Ungaretti’s poem provides a glimpse of an individual who is weighing belief and unbelief, time and eternity. It can be painful to read, because the author describes the painful crisis of confidence involved in having the foundations of one’s life suddenly opened to doubt. It also is esthetically balanced between these extremes, giving it power. On one hand, God seems remote, but on the other hand, human effort to reach out to the divine seems useless. People cannot solve the dilemma on their own but must wait for God to do it for them. In the end, the journey suggested in the opening lines is an illusion—the only activity is that of a mind cataloguing its miseries and inabilities. Any meaningful occurrence must come from the divine.
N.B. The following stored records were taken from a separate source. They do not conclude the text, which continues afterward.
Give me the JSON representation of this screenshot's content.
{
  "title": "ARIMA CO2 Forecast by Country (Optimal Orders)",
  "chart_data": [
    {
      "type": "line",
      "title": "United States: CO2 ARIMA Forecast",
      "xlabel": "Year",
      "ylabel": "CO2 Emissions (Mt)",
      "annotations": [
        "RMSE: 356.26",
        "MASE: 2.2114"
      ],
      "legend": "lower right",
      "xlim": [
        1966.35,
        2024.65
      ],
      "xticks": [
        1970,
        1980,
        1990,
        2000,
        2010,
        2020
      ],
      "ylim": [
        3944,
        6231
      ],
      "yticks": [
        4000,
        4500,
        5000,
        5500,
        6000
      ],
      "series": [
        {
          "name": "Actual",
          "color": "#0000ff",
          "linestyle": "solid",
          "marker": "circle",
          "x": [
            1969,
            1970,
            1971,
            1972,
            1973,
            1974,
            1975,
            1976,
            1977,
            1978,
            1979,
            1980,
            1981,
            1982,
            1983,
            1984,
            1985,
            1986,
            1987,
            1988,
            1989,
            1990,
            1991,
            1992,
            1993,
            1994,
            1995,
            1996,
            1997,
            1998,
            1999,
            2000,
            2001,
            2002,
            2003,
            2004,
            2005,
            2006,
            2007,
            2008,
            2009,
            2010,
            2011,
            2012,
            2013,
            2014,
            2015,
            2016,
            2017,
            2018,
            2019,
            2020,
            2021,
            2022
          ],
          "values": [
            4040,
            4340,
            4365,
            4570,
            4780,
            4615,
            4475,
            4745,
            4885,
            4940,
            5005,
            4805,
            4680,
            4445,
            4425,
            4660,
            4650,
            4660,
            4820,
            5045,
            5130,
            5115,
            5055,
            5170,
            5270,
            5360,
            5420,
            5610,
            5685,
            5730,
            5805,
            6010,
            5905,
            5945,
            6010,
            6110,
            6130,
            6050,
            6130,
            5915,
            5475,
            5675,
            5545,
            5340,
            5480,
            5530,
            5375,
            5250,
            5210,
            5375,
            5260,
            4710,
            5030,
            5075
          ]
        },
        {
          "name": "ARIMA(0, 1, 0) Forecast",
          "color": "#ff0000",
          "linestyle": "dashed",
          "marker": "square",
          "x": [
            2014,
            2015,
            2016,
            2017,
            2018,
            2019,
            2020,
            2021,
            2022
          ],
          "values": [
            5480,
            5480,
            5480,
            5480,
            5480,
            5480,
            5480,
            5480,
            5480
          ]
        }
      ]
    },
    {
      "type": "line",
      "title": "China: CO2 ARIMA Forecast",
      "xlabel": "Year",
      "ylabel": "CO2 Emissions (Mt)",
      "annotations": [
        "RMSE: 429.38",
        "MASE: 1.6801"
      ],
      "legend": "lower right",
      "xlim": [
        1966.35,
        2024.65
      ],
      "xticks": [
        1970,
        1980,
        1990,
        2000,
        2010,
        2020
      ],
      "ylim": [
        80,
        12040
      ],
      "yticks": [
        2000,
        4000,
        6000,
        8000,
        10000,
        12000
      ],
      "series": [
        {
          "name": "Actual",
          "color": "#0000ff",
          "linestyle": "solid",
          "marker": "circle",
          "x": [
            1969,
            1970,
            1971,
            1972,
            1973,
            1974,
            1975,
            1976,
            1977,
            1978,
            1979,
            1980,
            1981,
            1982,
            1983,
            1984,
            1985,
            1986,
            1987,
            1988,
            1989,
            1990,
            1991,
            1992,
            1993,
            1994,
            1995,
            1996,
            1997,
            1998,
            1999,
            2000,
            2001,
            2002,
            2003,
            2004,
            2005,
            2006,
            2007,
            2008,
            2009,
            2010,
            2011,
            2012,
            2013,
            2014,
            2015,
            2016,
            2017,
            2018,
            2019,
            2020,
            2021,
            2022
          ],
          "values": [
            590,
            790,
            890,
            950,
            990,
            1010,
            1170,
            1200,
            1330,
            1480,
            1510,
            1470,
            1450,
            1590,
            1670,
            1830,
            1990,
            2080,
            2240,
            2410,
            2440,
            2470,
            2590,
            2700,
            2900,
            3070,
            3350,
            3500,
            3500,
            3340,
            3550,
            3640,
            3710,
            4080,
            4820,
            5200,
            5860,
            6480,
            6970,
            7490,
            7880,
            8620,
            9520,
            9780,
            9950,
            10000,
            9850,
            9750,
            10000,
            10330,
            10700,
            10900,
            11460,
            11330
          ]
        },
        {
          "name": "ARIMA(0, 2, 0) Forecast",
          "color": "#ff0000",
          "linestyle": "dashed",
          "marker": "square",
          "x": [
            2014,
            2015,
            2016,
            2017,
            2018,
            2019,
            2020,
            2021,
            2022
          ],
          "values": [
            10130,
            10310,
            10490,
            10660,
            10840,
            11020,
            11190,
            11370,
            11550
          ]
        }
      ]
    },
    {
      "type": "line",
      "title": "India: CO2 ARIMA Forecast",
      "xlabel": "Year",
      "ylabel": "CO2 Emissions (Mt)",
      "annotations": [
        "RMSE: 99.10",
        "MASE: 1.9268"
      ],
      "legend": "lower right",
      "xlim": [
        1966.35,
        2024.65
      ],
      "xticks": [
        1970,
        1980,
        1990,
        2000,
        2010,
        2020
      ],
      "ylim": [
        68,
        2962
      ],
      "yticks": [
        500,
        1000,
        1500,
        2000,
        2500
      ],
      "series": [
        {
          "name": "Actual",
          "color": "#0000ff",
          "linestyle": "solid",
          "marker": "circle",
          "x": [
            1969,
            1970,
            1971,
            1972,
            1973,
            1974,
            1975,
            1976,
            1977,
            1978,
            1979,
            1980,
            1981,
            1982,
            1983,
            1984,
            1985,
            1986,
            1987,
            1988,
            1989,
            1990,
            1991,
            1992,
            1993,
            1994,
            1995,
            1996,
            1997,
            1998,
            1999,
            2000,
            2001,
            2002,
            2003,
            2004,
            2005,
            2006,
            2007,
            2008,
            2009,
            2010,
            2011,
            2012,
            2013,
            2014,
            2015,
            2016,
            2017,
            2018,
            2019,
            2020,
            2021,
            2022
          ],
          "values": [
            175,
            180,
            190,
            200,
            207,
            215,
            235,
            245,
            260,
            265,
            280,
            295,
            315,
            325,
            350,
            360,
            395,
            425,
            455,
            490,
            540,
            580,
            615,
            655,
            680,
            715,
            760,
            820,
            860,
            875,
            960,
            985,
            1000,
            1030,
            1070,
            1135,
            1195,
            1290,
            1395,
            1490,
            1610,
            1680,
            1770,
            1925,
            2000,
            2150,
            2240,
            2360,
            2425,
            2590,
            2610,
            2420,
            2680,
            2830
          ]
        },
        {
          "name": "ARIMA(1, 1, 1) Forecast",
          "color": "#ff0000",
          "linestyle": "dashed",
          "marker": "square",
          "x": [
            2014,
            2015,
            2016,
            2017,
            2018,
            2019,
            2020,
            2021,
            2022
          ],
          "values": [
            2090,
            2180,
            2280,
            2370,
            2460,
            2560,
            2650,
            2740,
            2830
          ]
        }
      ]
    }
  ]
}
Despite its Christian basis, the poem at times may remind readers of the Dao de Jing (late third century b.c.e.), as everything which human beings can speak, think, or do is revealed to be empty, while truth eludes them constantly. “La Pietà” marked Ungaretti’s own reexamination and ultimate affirmation of Christian belief, although the longing and emptiness the poem conveys may be appreciated by readers of any or no faith; like the grief in artistic depictions of la Pietà, the emotions are more universal than any one creed.